Cultural Intersections with Japanese Cuisine
Akiko Katayama, the host of Japan Eats, is not only interested in educating New Yorkers and Americans about traditional Japanese cuisine, but is also passionate about exploring unexpected and inspiring cross-cultural exchanges between American and Japanese cuisine. In her podcast, she seeks to pin down what makes Japanese food and culinary techniques unique, as well as what makes them universally appealing and adaptable to creative chefs around the world.
Akiko has talked to people who are equally passionate about this topic at home in New York and across the country, including the author of the popular blog TokyoManhattan, the owner of a sake brewery in Brooklyn, a Southern chef who starting incorporating Japanese flavors into his food after learning more about his wife’s heritage, and the owner of a modern Nikkei Peruvian restaurant about his relationship to this niche but growing global cuisine.

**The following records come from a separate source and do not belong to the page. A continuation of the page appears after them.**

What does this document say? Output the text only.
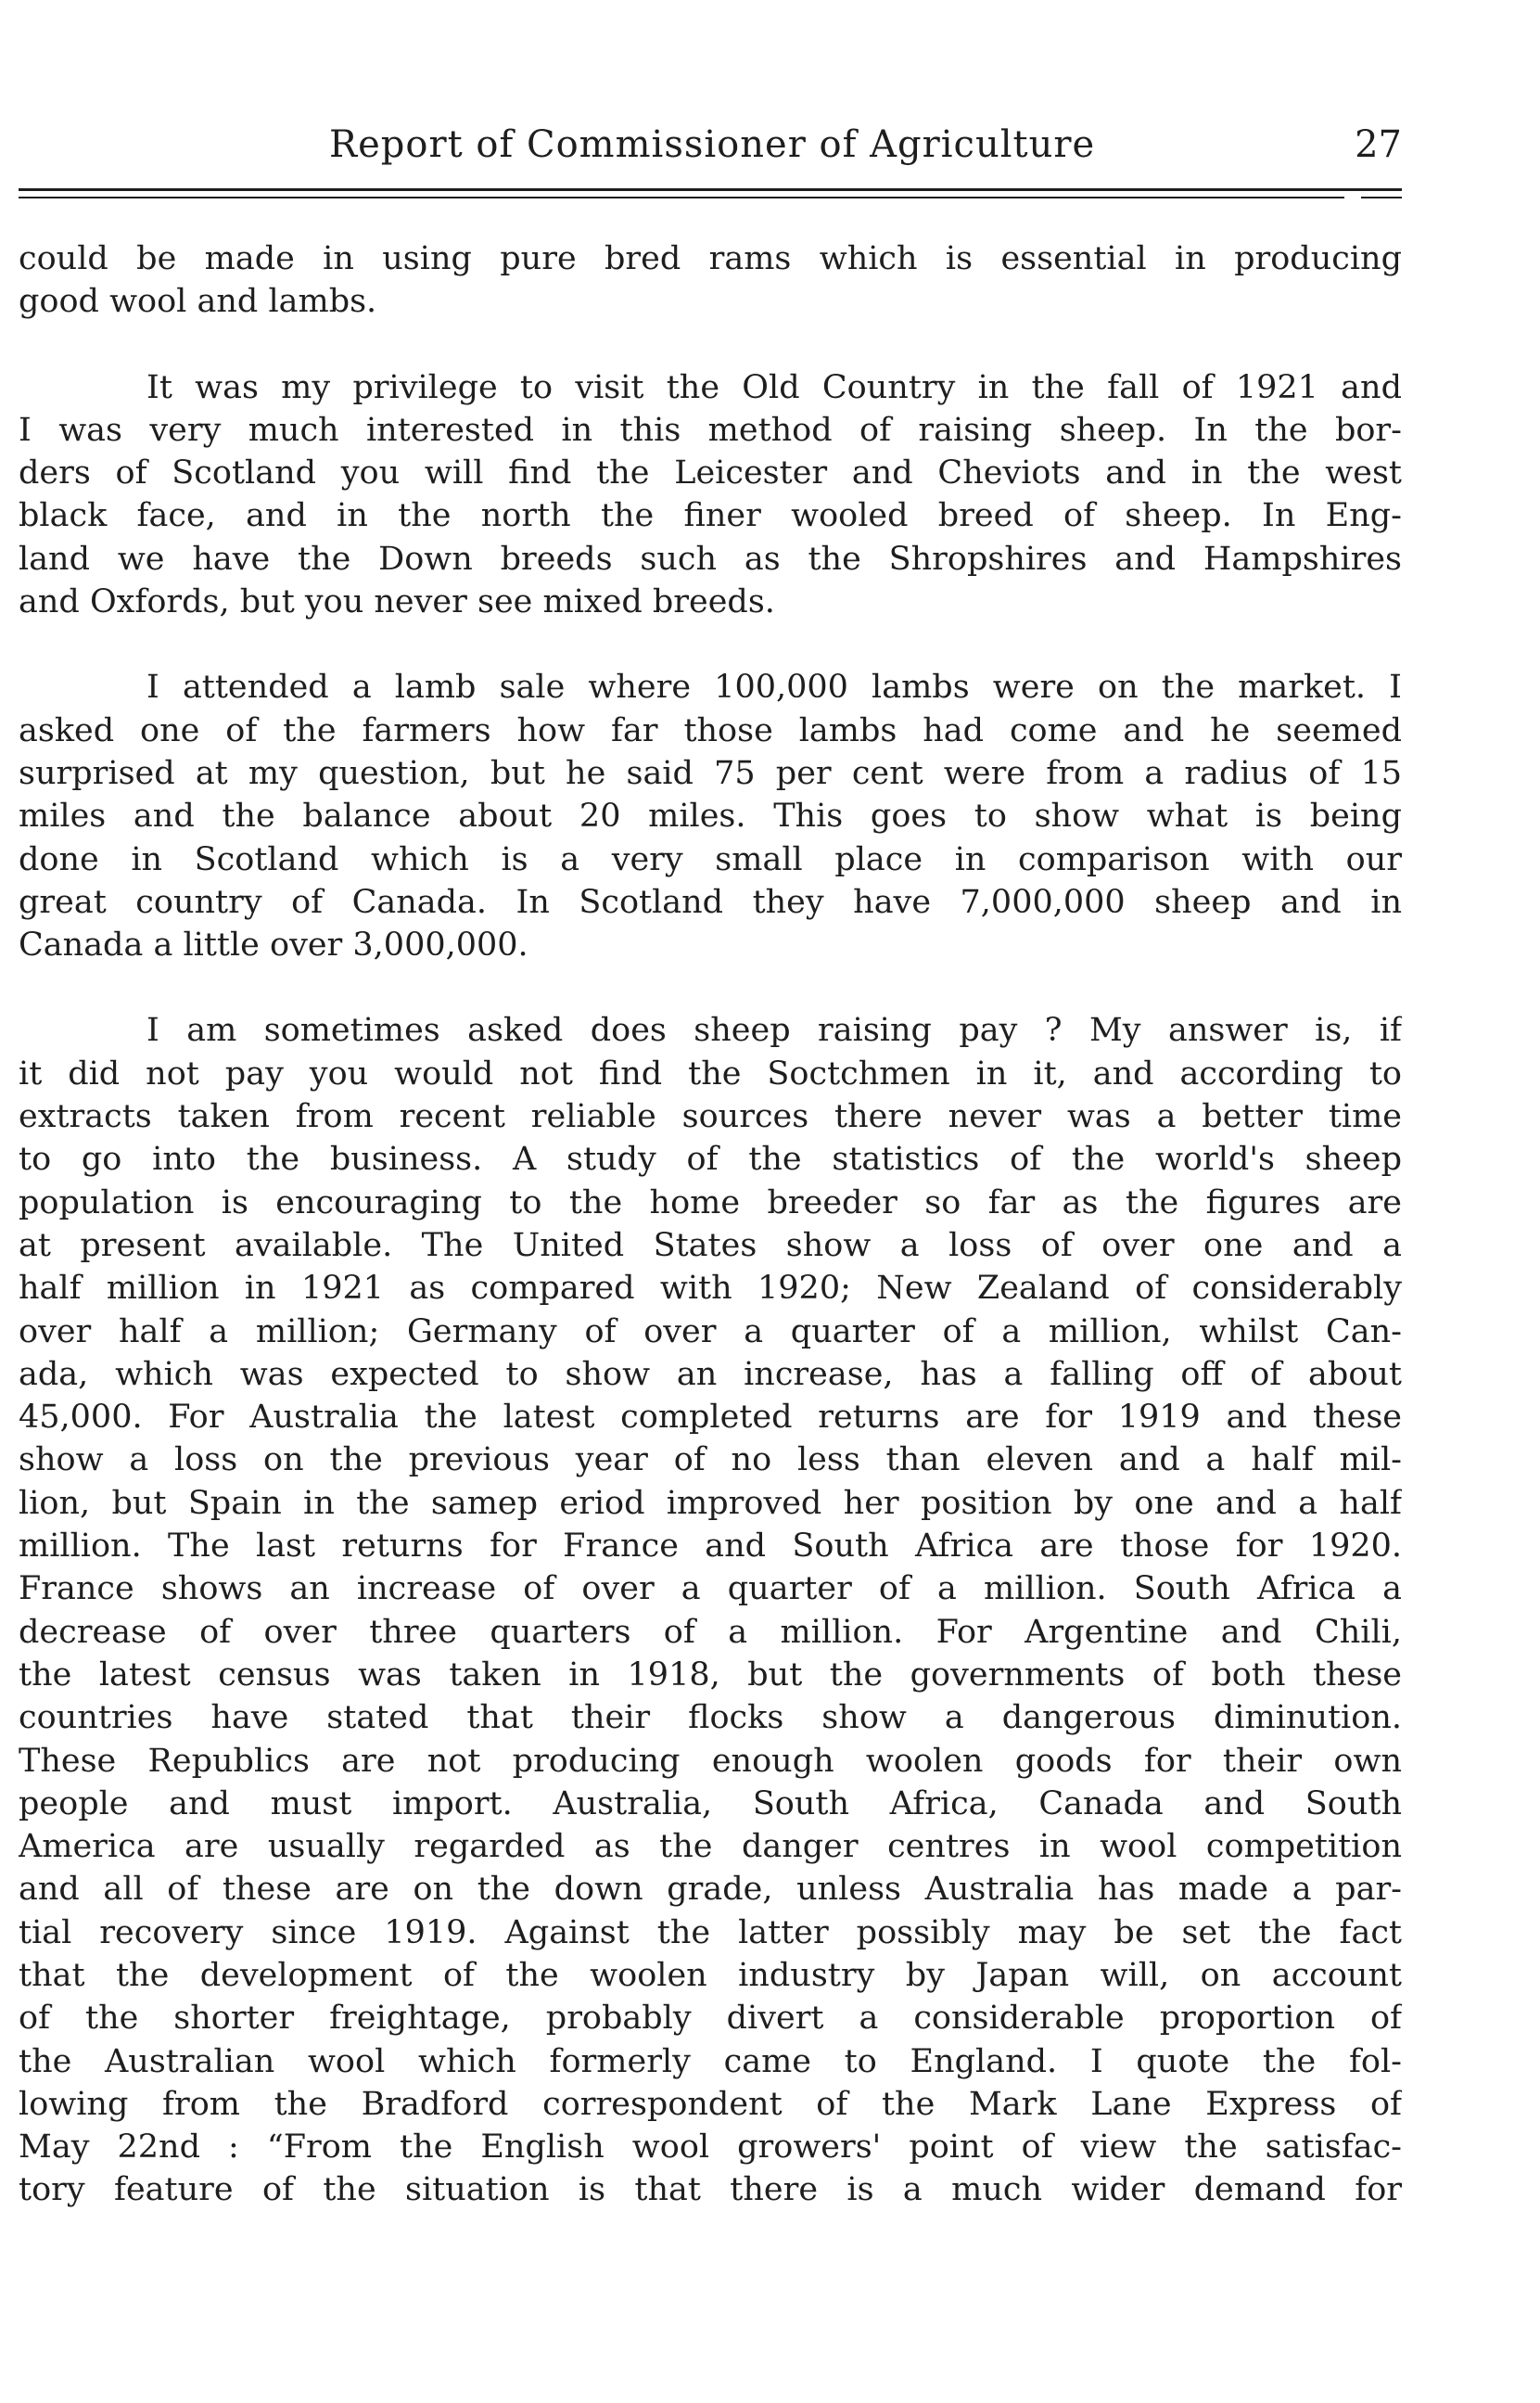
Report of Commissioner of Agriculture	27
could be made in using pure bred rams which is essential in producing
good wool and lambs.
It was my privilege to visit the Old Country in the fall of 1921 and
I was very much interested in this method of raising sheep. In the bor-
ders of Scotland you will find the Leicester and Cheviots and in the west
black face, and in the north the finer wooled breed of sheep. In Eng-
land we have the Down breeds such as the Shropshires and Hampshires
and Oxfords, but you never see mixed breeds.
I attended a lamb sale where 100,000 lambs were on the market. I
asked one of the farmers how far those lambs had come and he seemed
surprised at my question, but he said 75 per cent were from a radius of 15
miles and the balance about 20 miles. This goes to show what is being
done in Scotland which is a very small place in comparison with our
great country of Canada. In Scotland they have 7,000,000 sheep and in
Canada a little over 3,000,000.
I am sometimes asked does sheep raising pay ? My answer is, if
it did not pay you would not find the Soctchmen in it, and according to
extracts taken from recent reliable sources there never was a better time
to go into the business. A study of the statistics of the world's sheep
population is encouraging to the home breeder so far as the figures are
at present available. The United States show a loss of over one and a
half million in 1921 as compared with 1920; New Zealand of considerably
over half a million; Germany of over a quarter of a million, whilst Can-
ada, which was expected to show an increase, has a falling off of about
45,000. For Australia the latest completed returns are for 1919 and these
show a loss on the previous year of no less than eleven and a half mil-
lion, but Spain in the samep eriod improved her position by one and a half
million. The last returns for France and South Africa are those for 1920.
France shows an increase of over a quarter of a million. South Africa a
decrease of over three quarters of a million. For Argentine and Chili,
the latest census was taken in 1918, but the governments of both these
countries have stated that their flocks show a dangerous diminution.
These Republics are not producing enough woolen goods for their own
people and must import. Australia, South Africa, Canada and South
America are usually regarded as the danger centres in wool competition
and all of these are on the down grade, unless Australia has made a par-
tial recovery since 1919. Against the latter possibly may be set the fact
that the development of the woolen industry by Japan will, on account
of the shorter freightage, probably divert a considerable proportion of
the Australian wool which formerly came to England. I quote the fol-
lowing from the Bradford correspondent of the Mark Lane Express of
May 22nd : “From the English wool growers' point of view the satisfac-
tory feature of the situation is that there is a much wider demand for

Korin, the proud sponsor of Japan Eats, shares Akiko’s cross-cultural approach to sharing Japanese traditions. Their unique knives and tableware are not just for Japanese restaurants. Their knives and tableware bring out the best qualities of food from every culture and fit into every restaurant – from French to Pan-Asian to American, and that is why they are located in New York City – where people from every country in the world come to eat! Korin’s unique store in Tribeca, Manhattan is home to perhaps the most extensive collection of Japanese chef knives in the world – including Japan – plus the rarest natural sharpening stones and exquisitely designed tableware. You can also view their products online here.
Japan Eats: What Makes Japanese Cuisine Unique?: Akiko's guest is Massud Ghaussy who has a Japanese food and restaurant blog on Instagram under TokyoManhattan. His posts not only describe restaurants he has visited, but also include many other elements behind the dishes, such as history, culture, cooking methods. He appeared on Episode 125, 136 and 152 and shared his favorite Japanese chefs and restaurants in Paris, NY and in Tokyo as well as sushi restaurants in NY and Tokyo.

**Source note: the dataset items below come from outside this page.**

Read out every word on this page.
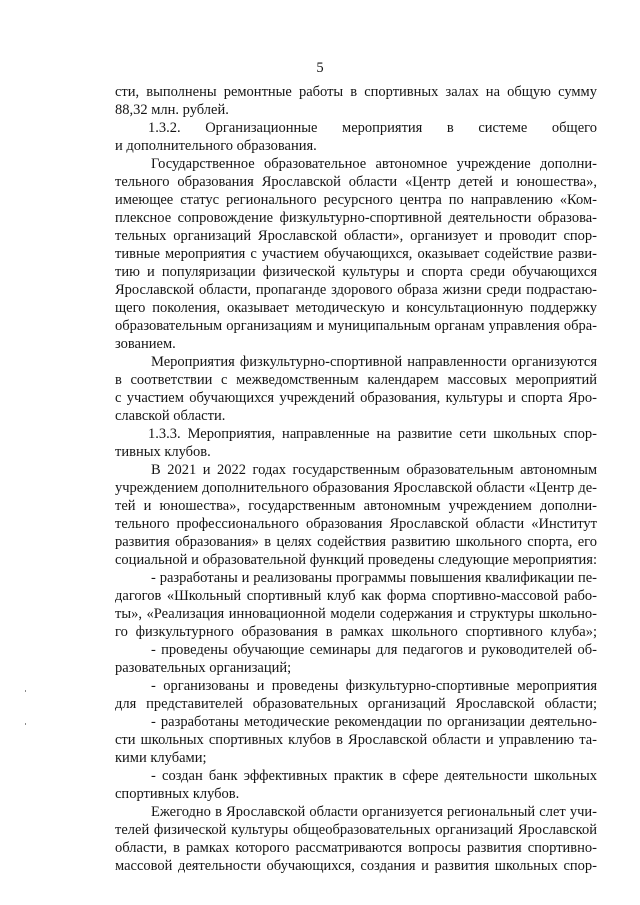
5
сти, выполнены ремонтные работы в спортивных залах на общую сумму
88,32 млн. рублей.
1.3.2. Организационные мероприятия в системе общего
и дополнительного образования.
Государственное образовательное автономное учреждение дополни-
тельного образования Ярославской области «Центр детей и юношества»,
имеющее статус регионального ресурсного центра по направлению «Ком-
плексное сопровождение физкультурно-спортивной деятельности образова-
тельных организаций Ярославской области», организует и проводит спор-
тивные мероприятия с участием обучающихся, оказывает содействие разви-
тию и популяризации физической культуры и спорта среди обучающихся
Ярославской области, пропаганде здорового образа жизни среди подрастаю-
щего поколения, оказывает методическую и консультационную поддержку
образовательным организациям и муниципальным органам управления обра-
зованием.
Мероприятия физкультурно-спортивной направленности организуются
в соответствии с межведомственным календарем массовых мероприятий
с участием обучающихся учреждений образования, культуры и спорта Яро-
славской области.
1.3.3. Мероприятия, направленные на развитие сети школьных спор-
тивных клубов.
В 2021 и 2022 годах государственным образовательным автономным
учреждением дополнительного образования Ярославской области «Центр де-
тей и юношества», государственным автономным учреждением дополни-
тельного профессионального образования Ярославской области «Институт
развития образования» в целях содействия развитию школьного спорта, его
социальной и образовательной функций проведены следующие мероприятия:
- разработаны и реализованы программы повышения квалификации пе-
дагогов «Школьный спортивный клуб как форма спортивно-массовой рабо-
ты», «Реализация инновационной модели содержания и структуры школьно-
го физкультурного образования в рамках школьного спортивного клуба»;
- проведены обучающие семинары для педагогов и руководителей об-
разовательных организаций;
- организованы и проведены физкультурно-спортивные мероприятия
для представителей образовательных организаций Ярославской области;
- разработаны методические рекомендации по организации деятельно-
сти школьных спортивных клубов в Ярославской области и управлению та-
кими клубами;
- создан банк эффективных практик в сфере деятельности школьных
спортивных клубов.
Ежегодно в Ярославской области организуется региональный слет учи-
телей физической культуры общеобразовательных организаций Ярославской
области, в рамках которого рассматриваются вопросы развития спортивно-
массовой деятельности обучающихся, создания и развития школьных спор-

Japan Eats: Kato Sake Works: Brewing Sake in Brooklyn: Akiko's guest is Shinobu Kato who is the owner and brewer of Kato Sake Works in Bushwick, Brooklyn. Shinobu soft-opened his sake brewery in March 2020 after several years of dreaming and careful planning while working as an IT project manager at a major corporation in the US. In this episode, we will discuss how Shinobu got into sake, his life philosophy that prompted him to a new career, and the challenges he has been facing in making Japanese sake abroad.

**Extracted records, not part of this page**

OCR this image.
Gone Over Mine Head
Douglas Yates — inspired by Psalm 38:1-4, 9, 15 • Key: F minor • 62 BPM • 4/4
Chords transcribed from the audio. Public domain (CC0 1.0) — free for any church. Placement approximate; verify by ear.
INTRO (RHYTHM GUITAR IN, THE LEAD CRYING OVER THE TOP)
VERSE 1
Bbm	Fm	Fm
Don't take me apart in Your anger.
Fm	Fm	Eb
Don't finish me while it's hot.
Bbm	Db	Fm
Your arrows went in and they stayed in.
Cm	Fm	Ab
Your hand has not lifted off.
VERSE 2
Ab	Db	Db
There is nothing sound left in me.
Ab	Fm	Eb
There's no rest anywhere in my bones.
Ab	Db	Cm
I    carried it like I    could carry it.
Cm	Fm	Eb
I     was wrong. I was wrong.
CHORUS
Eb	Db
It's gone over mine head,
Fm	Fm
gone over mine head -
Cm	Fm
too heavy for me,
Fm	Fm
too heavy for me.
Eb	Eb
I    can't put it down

Japan Eats: Southern American Plates Inspired by Japanese Cuisine: Akiko's guest is Marc Krampe who is the chef and owner of Southern Hospitality Kitchens in Lafayette, Louisiana. Marc has a unique relationship with Japanese cuisine through his wife’s heritage. His interest in Japanese food has developed over time and now he beautifully incorporates Japanese and Southern American elements in his dishes. Marc is also devoted to sustainability. In this episode, we will discuss Marc’s unique family background, how he studied Japanese cooking, and his efforts to be local, sustainable and global at the same time.
Japan Eats: My Take on Nikkei Cuisine: Akiko's guest is Erik Ramirez, who is the chef and owner of the modern Peruvian restaurant Llama Inn, the casual Peruvian spot Llamita, and the modern Nikkei Peruvian restaurant Llama San. Peruvian cuisine is a hot genre in the culinary world right now. As you may know, there are Peruvian citizens of Japanese ancestry called Nikkei who have influenced Peruvian cuisine over the last century. And Erik is of Nikkei descent. Nikkei cuisine is getting attention globally too. For example, Ferran and Alberto Adria, brothers of El Bulli opened the Nikkei restaurant Pakta in Barcelona in 2013, and Maido in Lima, Peru is currently ranked #10 in the 50 World Best Restaurant list.